De facto não me apercebi de ninguém a jogar as culpas pelo fim da ligação marítima para Lisboa, como alguns gostam de fazer. Apercebi-me pelo contrário de gente a referir que no passado a Madeira teve uma ligação semanal e contínua ao longo de todo o ano, realizada pela Naviera Armas a custo zero para os contribuintes da Madeira. Apercebi-me de gente a referir que essa operação era financiada pelo governo espanhol, onde até o combustível do navio tinha um custo reduzido graças ao mesmo financiamento, o que tornava a operação do ferry na Madeira algo de até bastante sustentável. Apercebi-me de gente a referir que o governo regional de então teve de mão-beijada uma via de transporte que punha termo ao isolamento da Madeira por via marítima de forma totalmente gratuita, e que o mesmo jogou - literalmente - no lixo. Apercebi-me de gente a referir que o governo regional atual quis reativar a referida ligação, montando o negócio de forma a financiar com milhões do erário público regional uma empresa intermediária para executar essa ligação por apenas 3 meses/ano. Apercebi-me de gente a referir que o governo regional quer jogar o custo da operação ao longo de todo o ano para o governo central, quando no passado teve tudo a custo zero para o erário público. Apercebi-me de gente a referir que o governo regional quer agora onerar com milhões não só o povo da Madeira como também o do território continental, para tentar consertar um erro cometido pelo anterior governo regional. De facto não me apercebi de gente a culpar o governo nacional pelo atual estado desta ligação na Madeira. Porque será que a população não o faz?
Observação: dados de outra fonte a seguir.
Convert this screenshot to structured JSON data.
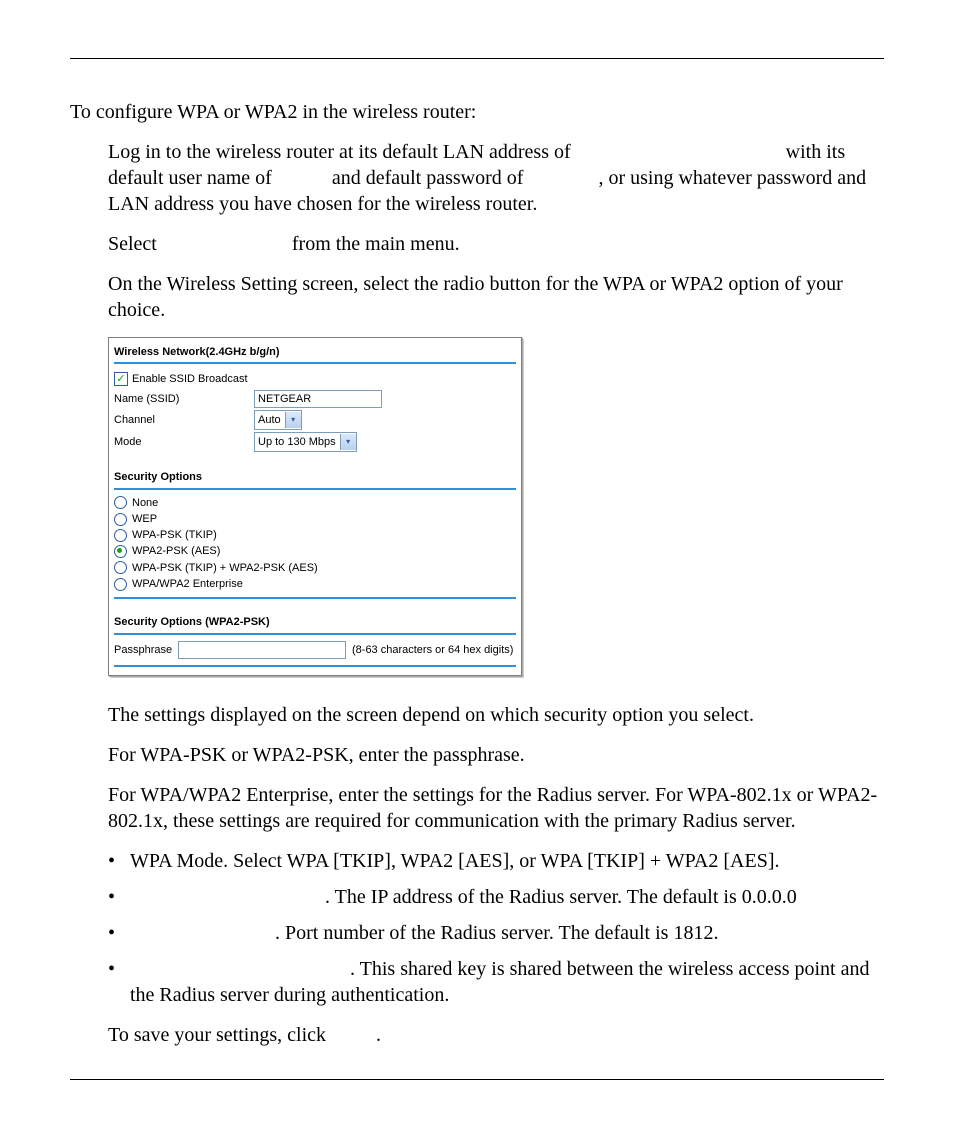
{
  "intro": "To configure WPA or WPA2 in the wireless router:",
  "steps": {
    "s1a": "Log in to the wireless router at its default LAN address of",
    "s1b": "with its default user name of",
    "s1c": "and default password of",
    "s1d": ", or using whatever password and LAN address you have chosen for the wireless router.",
    "s2a": "Select",
    "s2b": "from the main menu.",
    "s3": "On the Wireless Setting screen, select the radio button for the WPA or WPA2 option of your choice."
  },
  "ui": {
    "section1_title": "Wireless Network(2.4GHz b/g/n)",
    "enable_ssid": "Enable SSID Broadcast",
    "name_label": "Name (SSID)",
    "name_value": "NETGEAR",
    "channel_label": "Channel",
    "channel_value": "Auto",
    "mode_label": "Mode",
    "mode_value": "Up to 130 Mbps",
    "security_title": "Security Options",
    "opts": {
      "none": "None",
      "wep": "WEP",
      "wpa_tkip": "WPA-PSK (TKIP)",
      "wpa2_aes": "WPA2-PSK (AES)",
      "both": "WPA-PSK (TKIP) + WPA2-PSK (AES)",
      "enterprise": "WPA/WPA2 Enterprise"
    },
    "section3_title": "Security Options (WPA2-PSK)",
    "passphrase_label": "Passphrase",
    "passphrase_hint": "(8-63 characters or 64 hex digits)"
  },
  "notes": {
    "n1": "The settings displayed on the screen depend on which security option you select.",
    "n2": "For WPA-PSK or WPA2-PSK, enter the passphrase.",
    "n3": "For WPA/WPA2 Enterprise, enter the settings for the Radius server. For WPA-802.1x or WPA2-802.1x, these settings are required for communication with the primary Radius server.",
    "b1": "WPA Mode. Select WPA [TKIP], WPA2 [AES], or WPA [TKIP] + WPA2 [AES].",
    "b2": ". The IP address of the Radius server. The default is 0.0.0.0",
    "b3": ". Port number of the Radius server. The default is 1812.",
    "b4": ". This shared key is shared between the wireless access point and the Radius server during authentication.",
    "save_a": "To save your settings, click",
    "save_b": "."
  }
}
Perante tudo isto ainda há quem questione o porquê do governo central não compactuar com o financiamento, nos termos atuais, desta ligação marítima? Vendo por esta perspectiva, parece que a Autonomia da Madeira tem servido para prejudicar o povo da Madeira, e não satisfeita com isso, agora também quer prejudicar o povo do território continental. É sempre fácil jogar as culpas e responsabilidades pelos seus erros para cima de terceiros. Difícil é assumir os erros de cabeça erguida e remediá-los de forma séria. Muitas vezes o orgulho não permite, e é isso que muitas vezes levam as pessoas para uma ruína real.